Quando se estuda a gnose entra-se num labirinto cheio de brumas, tentando descobrir segredos que permitirão chegar a um mistério
Com a queda do marxismo, o que já se manifestava aqui e acolá se irradiou por todo o nosso cético século XX: houve uma grande explosão de misticismo. Só se fala em horóscopos, tarot, hinduísmo, homeopatia, alquimia, ocultismo, esoterismo e todos os tipos de superstição se alastram. E até ateus marxistas passaram a exibir em seus carros o dísticos “eu creio em duendes”.
O fenômeno foi tão invasivo que a famosa revista internacional 30 Giorni começou a publicar repetidos artigos sobre o misticismo herético e sobre a Gnose. E o que era assunto de eruditos passou a ser tema amplamente divulgado e universalmente admitido .
Assim, torna-se hoje bem claro que razão cabia bem a Simone de Pétrement que, ao analisar a literatura a partir do Romantismo, isto é, a partir da Revolução Francesa, concluiu: “a julgar por nossa literatura, nós entramos numa idade gnóstica”
Erich Voegelin, examinando os sistemas totalitários de nosso tempo – nazismo, fascismo, e comunismo – chega a conclusão de que eram sistemas gnósticos e os partidos que adotaram esses sistemas eram, na verdade, “ersatzs” da religião. Ele não hesita em colocar também a psicanálise e o progressismo no mesmo balaio da gnose:
“Dizendo movimentos gnósticos entendemos referir-nos a movimentos como o progressismo, o positivismo, o marxismo, a psicanálise, o comunismo, o fascismo e o nacional-socialismo (nazismo)” .
Não falta mesmo quem veja na própria ciência moderna reflexos da gnose antiga. Por exemplo, Jacques Lacarrière chama Einstein, Planck e Heisemberg “ces gnostiques de notre temps”.
Sem significar que endossemos as conclusões da obra, é interessante, entretanto, lembrar o best-seller de Fritjoff Capra – “O Tão da Física”-, que pretende ligar toda física moderna ao gnosticismo.
Poderíamos citar muitos outros autores. Para os limites de um artigo bastam-nos entretanto os fatos, esses eruditos e as revistas de divulgação cultural.
Quando se estuda a gnose entra-se num labirinto cheio de brumas, tentando descobrir segredos que permitirão chegar a um mistério.
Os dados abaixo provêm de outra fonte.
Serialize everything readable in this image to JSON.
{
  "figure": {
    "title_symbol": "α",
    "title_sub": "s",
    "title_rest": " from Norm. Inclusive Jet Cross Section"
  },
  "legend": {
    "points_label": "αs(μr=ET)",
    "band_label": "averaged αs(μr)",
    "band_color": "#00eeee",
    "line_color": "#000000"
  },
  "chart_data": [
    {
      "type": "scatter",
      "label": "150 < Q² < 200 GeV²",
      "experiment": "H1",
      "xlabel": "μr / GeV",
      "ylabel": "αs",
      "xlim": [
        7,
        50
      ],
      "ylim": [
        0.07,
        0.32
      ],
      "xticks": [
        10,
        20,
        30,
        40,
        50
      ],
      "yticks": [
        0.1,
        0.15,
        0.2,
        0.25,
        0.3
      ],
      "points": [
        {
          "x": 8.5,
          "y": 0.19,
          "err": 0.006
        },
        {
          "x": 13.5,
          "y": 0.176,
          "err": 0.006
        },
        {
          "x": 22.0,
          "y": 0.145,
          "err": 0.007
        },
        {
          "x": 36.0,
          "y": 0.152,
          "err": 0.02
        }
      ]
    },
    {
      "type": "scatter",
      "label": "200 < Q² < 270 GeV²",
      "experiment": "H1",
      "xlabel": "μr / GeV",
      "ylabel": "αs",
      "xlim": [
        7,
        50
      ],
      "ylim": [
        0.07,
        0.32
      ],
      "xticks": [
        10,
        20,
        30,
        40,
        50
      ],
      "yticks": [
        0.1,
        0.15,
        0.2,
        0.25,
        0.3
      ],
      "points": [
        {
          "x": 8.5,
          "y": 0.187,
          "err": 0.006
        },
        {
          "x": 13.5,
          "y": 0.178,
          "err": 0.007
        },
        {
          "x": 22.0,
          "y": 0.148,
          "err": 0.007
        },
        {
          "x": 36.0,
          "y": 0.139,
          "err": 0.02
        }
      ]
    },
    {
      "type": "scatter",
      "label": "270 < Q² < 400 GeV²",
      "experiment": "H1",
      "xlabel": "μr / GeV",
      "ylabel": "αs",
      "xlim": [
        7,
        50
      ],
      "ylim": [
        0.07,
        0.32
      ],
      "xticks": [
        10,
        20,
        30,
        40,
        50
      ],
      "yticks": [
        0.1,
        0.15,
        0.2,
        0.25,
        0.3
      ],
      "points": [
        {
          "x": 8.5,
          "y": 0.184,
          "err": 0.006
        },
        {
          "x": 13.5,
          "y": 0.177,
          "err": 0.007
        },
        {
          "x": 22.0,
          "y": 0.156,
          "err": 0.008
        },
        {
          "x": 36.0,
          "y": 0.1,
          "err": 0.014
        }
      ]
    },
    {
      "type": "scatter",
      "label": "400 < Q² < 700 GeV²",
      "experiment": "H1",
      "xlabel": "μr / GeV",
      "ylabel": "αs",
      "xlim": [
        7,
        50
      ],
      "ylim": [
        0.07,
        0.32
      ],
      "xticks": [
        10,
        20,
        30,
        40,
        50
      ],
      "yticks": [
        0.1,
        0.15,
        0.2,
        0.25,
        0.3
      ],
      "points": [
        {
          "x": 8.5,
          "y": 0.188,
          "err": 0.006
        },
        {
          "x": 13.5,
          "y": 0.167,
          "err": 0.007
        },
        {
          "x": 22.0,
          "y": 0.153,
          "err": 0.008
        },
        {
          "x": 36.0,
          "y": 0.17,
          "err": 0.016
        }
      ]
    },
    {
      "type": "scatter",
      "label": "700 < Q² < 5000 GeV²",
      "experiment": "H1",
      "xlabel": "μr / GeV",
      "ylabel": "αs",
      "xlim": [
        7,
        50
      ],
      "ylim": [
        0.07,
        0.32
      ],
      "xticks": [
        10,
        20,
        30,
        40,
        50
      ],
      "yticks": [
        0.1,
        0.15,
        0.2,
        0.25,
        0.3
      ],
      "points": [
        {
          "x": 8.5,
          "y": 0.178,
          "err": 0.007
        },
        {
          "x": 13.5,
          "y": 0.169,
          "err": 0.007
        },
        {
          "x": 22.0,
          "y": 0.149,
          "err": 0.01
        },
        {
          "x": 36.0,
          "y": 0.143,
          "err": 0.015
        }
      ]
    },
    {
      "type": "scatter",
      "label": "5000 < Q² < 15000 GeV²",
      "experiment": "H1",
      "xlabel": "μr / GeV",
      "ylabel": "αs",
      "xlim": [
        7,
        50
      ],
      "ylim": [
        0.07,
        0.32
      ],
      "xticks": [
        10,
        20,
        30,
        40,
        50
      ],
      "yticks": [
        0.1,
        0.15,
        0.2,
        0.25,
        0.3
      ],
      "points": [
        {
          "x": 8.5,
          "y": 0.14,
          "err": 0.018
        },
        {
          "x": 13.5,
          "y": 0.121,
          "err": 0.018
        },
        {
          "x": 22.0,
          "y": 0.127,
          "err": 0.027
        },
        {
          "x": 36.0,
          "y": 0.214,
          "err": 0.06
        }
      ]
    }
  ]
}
Não é de estranhar que o tema se preste a confusões.
É pois necessário estabelecer distinções. E uma primeira é entre panteísmo e gnose. O próprio Dictionnaire de Théologie Catholique de A. Vacant e E. Mangenot cita, de cambulhada, doutrinas panteístas e gnósticas, sem distingui-las. Em seu elenco estão desde as religiões hinduístas, do Egito, China e Caldéia, passando por Heráclito e Parmênides juntos, pelo sufita Ibn Arabi, Campanela até Diderot, Kant, Novalis e os românticos.
Ora, o panteísmo é a doutrina que considera que tudo – inclusive a matéria – é Deus. A gnose, ao contrário, em quase todos os seus sistemas condena a matéria como obra maligna.
Simplificando um tanto o problema, cujos meandros não podem ser examinados nos limites deste artigo, pode-se dizer que o panteísmo representa uma corrente plutôt otimista, enquanto a gnose é pessimista
O panteísmo é naturalista, monista e tende ao racionalismo.
A gnose é dualista, anti- cósmica e anti-racionalista. Mas essa é uma distinção que deveria em alguns casos ser matizada, porque alguns sistemas gnósticos são ambivalentes, com relação ao mundo material, que é dialeticamente amado e odiado ao mesmo tempo . Por outro lado, há sistemas panteístas que admitem a transformação da matéria em espírito, ao fim da evolução
Por exemplo, nota-se no sistema panteísta de Plotino uma clara tendência para gnose, embora esse autor neoplatônico tenha até escrito uma obra contra os gnósticos de seu tempo.
Conviria ainda dizer que o panteísmo é uma anti-câmara para a gnose, sistema reservado para espíritos mais tendentes ao misticismo orgulhoso do que ao sensualismo.